- Born: February 2, 1910 Worcester, Massachusetts
- Died: July 1, 1998 (aged 88)
- Education: Wellesley College
- Alma mater: Columbia University
- Occupations: Mathematical statistician Quality control specialist
- Employer: Bell Laboratories

= Mary N. Torrey =

Mathematical statistician

Mary Newton Torrey (February 2, 1910 – January 7, 1998) was an American mathematical statistician and quality control specialist for Bell Laboratories.
With Harold F. Dodge at Bell Labs, she was an early contributor to the theory of acceptance sampling.
The Dodge–Torrey continuous sampling plans are named after her and Dodge.

Torrey was born in Worcester, Massachusetts, and graduated in 1930 from Wellesley College as a Durant Scholar (Wellesley's highest honor) with a double major in mathematics and physics. In that year she joined the Quality Assurance Department of Bell Labs.

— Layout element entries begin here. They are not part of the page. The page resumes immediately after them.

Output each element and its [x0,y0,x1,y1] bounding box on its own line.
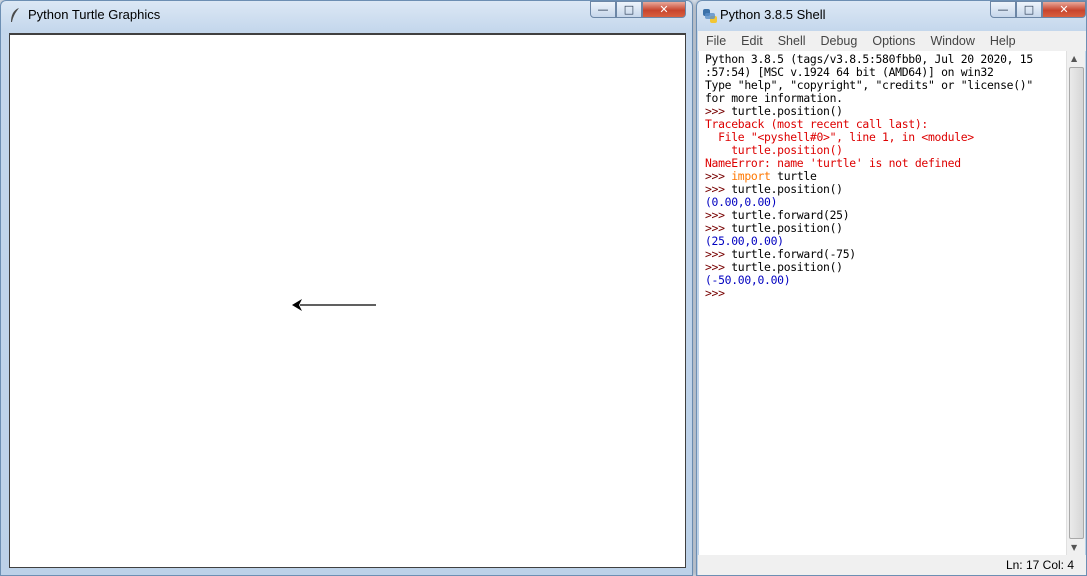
shell-prompt: >>> [705,104,732,118]
vertical-scrollbar[interactable]: ▲ ▼ [1066,51,1085,555]
shell-prompt: >>> [705,221,732,235]
shell-line-text: turtle.position() [731,260,843,274]
shell-line-text: (0.00,0.00) [705,195,778,209]
shell-line: >>> [705,287,1066,300]
status-bar: Ln: 17 Col: 4 [698,555,1086,575]
maximize-button[interactable]: □ [616,1,642,18]
turtle-title-bar[interactable]: Python Turtle Graphics — □ ✕ [1,1,692,29]
menu-help[interactable]: Help [982,34,1023,48]
menu-shell[interactable]: Shell [770,34,813,48]
maximize-button[interactable]: □ [1016,1,1042,18]
close-button[interactable]: ✕ [1042,1,1086,18]
python-icon [703,9,717,23]
shell-text-area[interactable]: Python 3.8.5 (tags/v3.8.5:580fbb0, Jul 2… [699,51,1066,555]
scroll-down-arrow-icon[interactable]: ▼ [1071,543,1077,552]
scrollbar-thumb[interactable] [1069,67,1084,539]
shell-line: (-50.00,0.00) [705,274,1066,287]
menu-edit[interactable]: Edit [733,34,770,48]
shell-line-text: turtle.forward(-75) [731,247,856,261]
menu-debug[interactable]: Debug [813,34,865,48]
shell-prompt: >>> [705,260,732,274]
shell-line-text: Python 3.8.5 (tags/v3.8.5:580fbb0, Jul 2… [705,52,1033,66]
turtle-drawing [292,299,376,311]
minimize-button[interactable]: — [590,1,616,18]
shell-prompt: >>> [705,286,732,300]
menu-bar: File Edit Shell Debug Options Window Hel… [698,31,1086,51]
shell-line-text: File "<pyshell#0>", line 1, in <module> [705,130,974,144]
scroll-up-arrow-icon[interactable]: ▲ [1071,54,1077,63]
shell-line-text: turtle.forward(25) [731,208,850,222]
shell-keyword: import [731,169,771,183]
shell-line-text: turtle.position() [731,221,843,235]
shell-prompt: >>> [705,208,732,222]
feather-icon [11,8,19,22]
shell-line-text: turtle.position() [705,143,843,157]
shell-line-text: Type "help", "copyright", "credits" or "… [705,78,1033,92]
turtle-canvas[interactable] [9,33,686,568]
shell-window-title: Python 3.8.5 Shell [720,7,826,22]
line-column-indicator: Ln: 17 Col: 4 [1005,558,1074,572]
shell-prompt: >>> [705,182,732,196]
menu-file[interactable]: File [698,34,733,48]
shell-line-text: :57:54) [MSC v.1924 64 bit (AMD64)] on w… [705,65,994,79]
menu-options[interactable]: Options [864,34,922,48]
python-shell-window: Python 3.8.5 Shell — □ ✕ File Edit Shell… [696,0,1087,576]
shell-line-text: turtle.position() [731,104,843,118]
shell-line-text: NameError: name 'turtle' is not defined [705,156,961,170]
shell-line-text: (25.00,0.00) [705,234,784,248]
shell-prompt: >>> [705,247,732,261]
turtle-graphics-window: Python Turtle Graphics — □ ✕ [0,0,693,576]
shell-line-text: Traceback (most recent call last): [705,117,928,131]
minimize-button[interactable]: — [990,1,1016,18]
shell-line-text: for more information. [705,91,843,105]
shell-prompt: >>> [705,169,732,183]
close-button[interactable]: ✕ [642,1,686,18]
shell-title-bar[interactable]: Python 3.8.5 Shell — □ ✕ [697,1,1086,29]
shell-line-text: (-50.00,0.00) [705,273,791,287]
shell-line-text: turtle.position() [731,182,843,196]
menu-window[interactable]: Window [922,34,981,48]
shell-line-text: turtle [770,169,817,183]
turtle-window-title: Python Turtle Graphics [28,7,161,22]
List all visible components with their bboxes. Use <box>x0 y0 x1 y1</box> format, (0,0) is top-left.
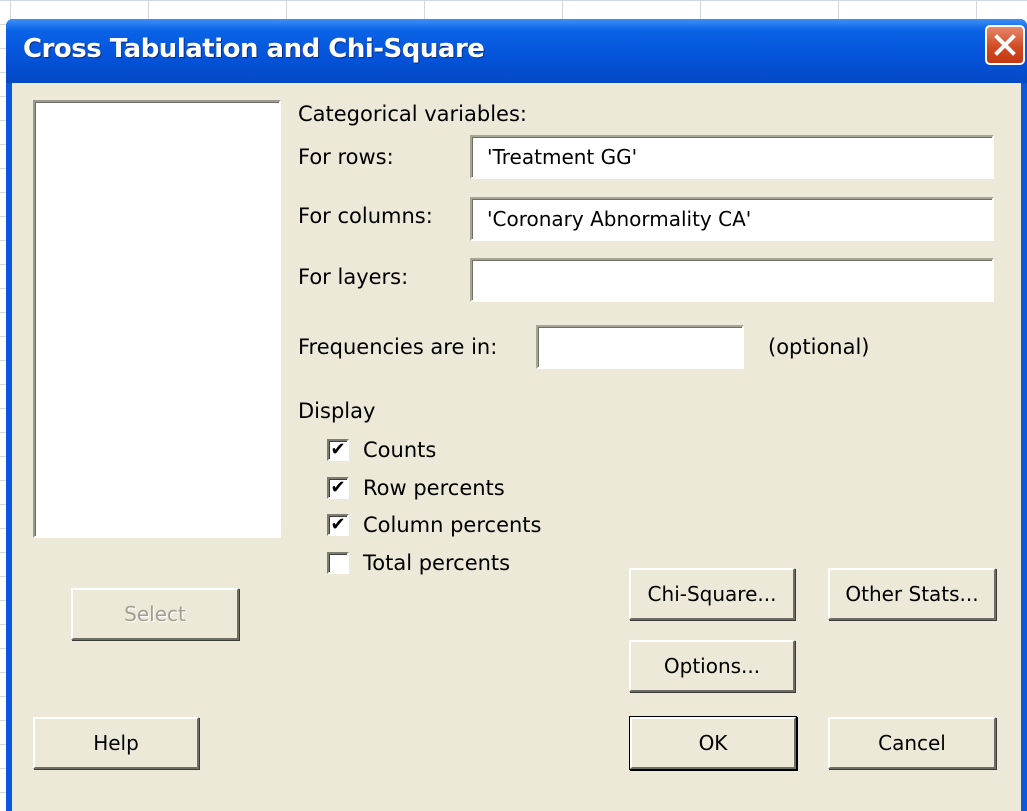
checkmark-icon: ✔ <box>330 477 346 498</box>
total-percents-checkbox[interactable] <box>327 552 349 574</box>
frequencies-field[interactable] <box>536 325 744 369</box>
other-stats-button[interactable]: Other Stats... <box>828 568 996 620</box>
cancel-button[interactable]: Cancel <box>828 717 996 769</box>
title-bar: Cross Tabulation and Chi-Square <box>6 19 1027 83</box>
column-percents-option[interactable]: ✔ Column percents <box>327 511 541 539</box>
row-percents-label: Row percents <box>363 476 505 500</box>
select-button[interactable]: Select <box>71 588 239 640</box>
counts-label: Counts <box>363 438 437 462</box>
close-icon <box>994 34 1016 56</box>
variable-list[interactable] <box>33 100 281 538</box>
rows-field[interactable]: 'Treatment GG' <box>470 135 994 179</box>
row-percents-checkbox[interactable]: ✔ <box>327 477 349 499</box>
options-button[interactable]: Options... <box>629 640 795 692</box>
counts-checkbox[interactable]: ✔ <box>327 439 349 461</box>
column-percents-checkbox[interactable]: ✔ <box>327 514 349 536</box>
columns-field[interactable]: 'Coronary Abnormality CA' <box>470 197 994 241</box>
for-columns-label: For columns: <box>298 204 433 228</box>
column-percents-label: Column percents <box>363 513 542 537</box>
total-percents-label: Total percents <box>363 551 511 575</box>
categorical-variables-label: Categorical variables: <box>298 102 527 126</box>
counts-option[interactable]: ✔ Counts <box>327 436 436 464</box>
cross-tab-dialog: Cross Tabulation and Chi-Square Categori… <box>6 19 1027 811</box>
checkmark-icon: ✔ <box>330 439 346 460</box>
dialog-title: Cross Tabulation and Chi-Square <box>23 34 485 64</box>
optional-hint: (optional) <box>768 335 870 359</box>
display-label: Display <box>298 399 376 423</box>
close-button[interactable] <box>985 25 1025 65</box>
ok-button[interactable]: OK <box>630 717 796 769</box>
row-percents-option[interactable]: ✔ Row percents <box>327 474 505 502</box>
help-button[interactable]: Help <box>33 717 199 769</box>
layers-field[interactable] <box>470 258 994 302</box>
for-rows-label: For rows: <box>298 145 394 169</box>
for-layers-label: For layers: <box>298 265 409 289</box>
checkmark-icon: ✔ <box>330 514 346 535</box>
chi-square-button[interactable]: Chi-Square... <box>629 568 795 620</box>
dialog-body: Categorical variables: For rows: 'Treatm… <box>12 83 1021 811</box>
total-percents-option[interactable]: Total percents <box>327 549 510 577</box>
frequencies-label: Frequencies are in: <box>298 335 498 359</box>
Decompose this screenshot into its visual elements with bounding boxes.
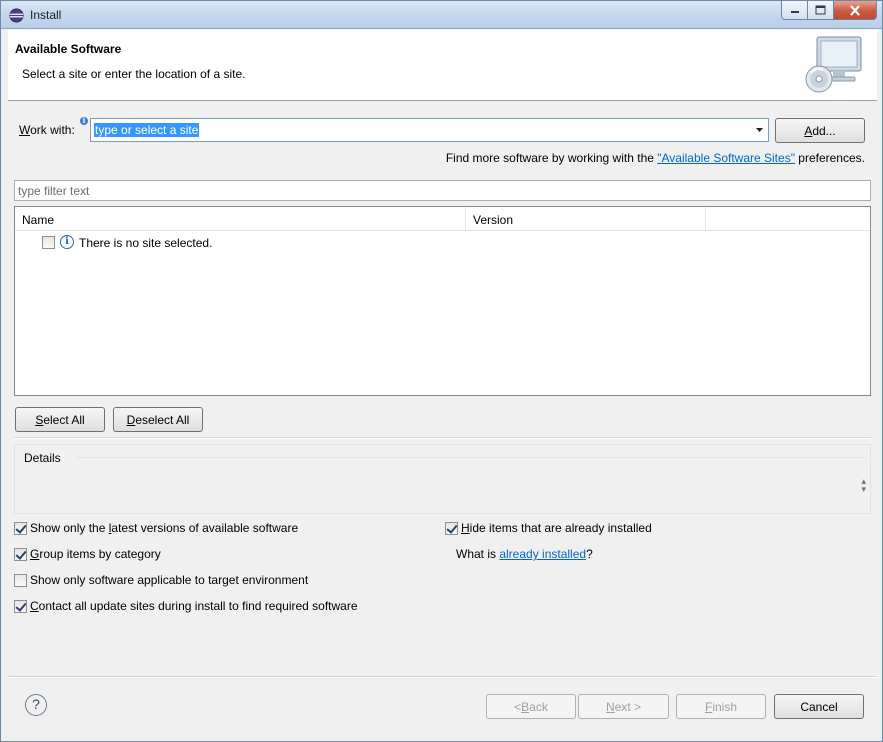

While working there, she earned a master's degree in mathematical statistics from Columbia University in 1946.

In 1958, she was elected to be a Fellow of the American Statistical Association "for her contributions to the theory of sampling inspection, for her able analyses of engineering data, and for her clear and concise presentation of statistical quality control in electronics". She was also a fellow of the American Society for Quality Control.

Torrey died on January 7, 1998, at the age of 87.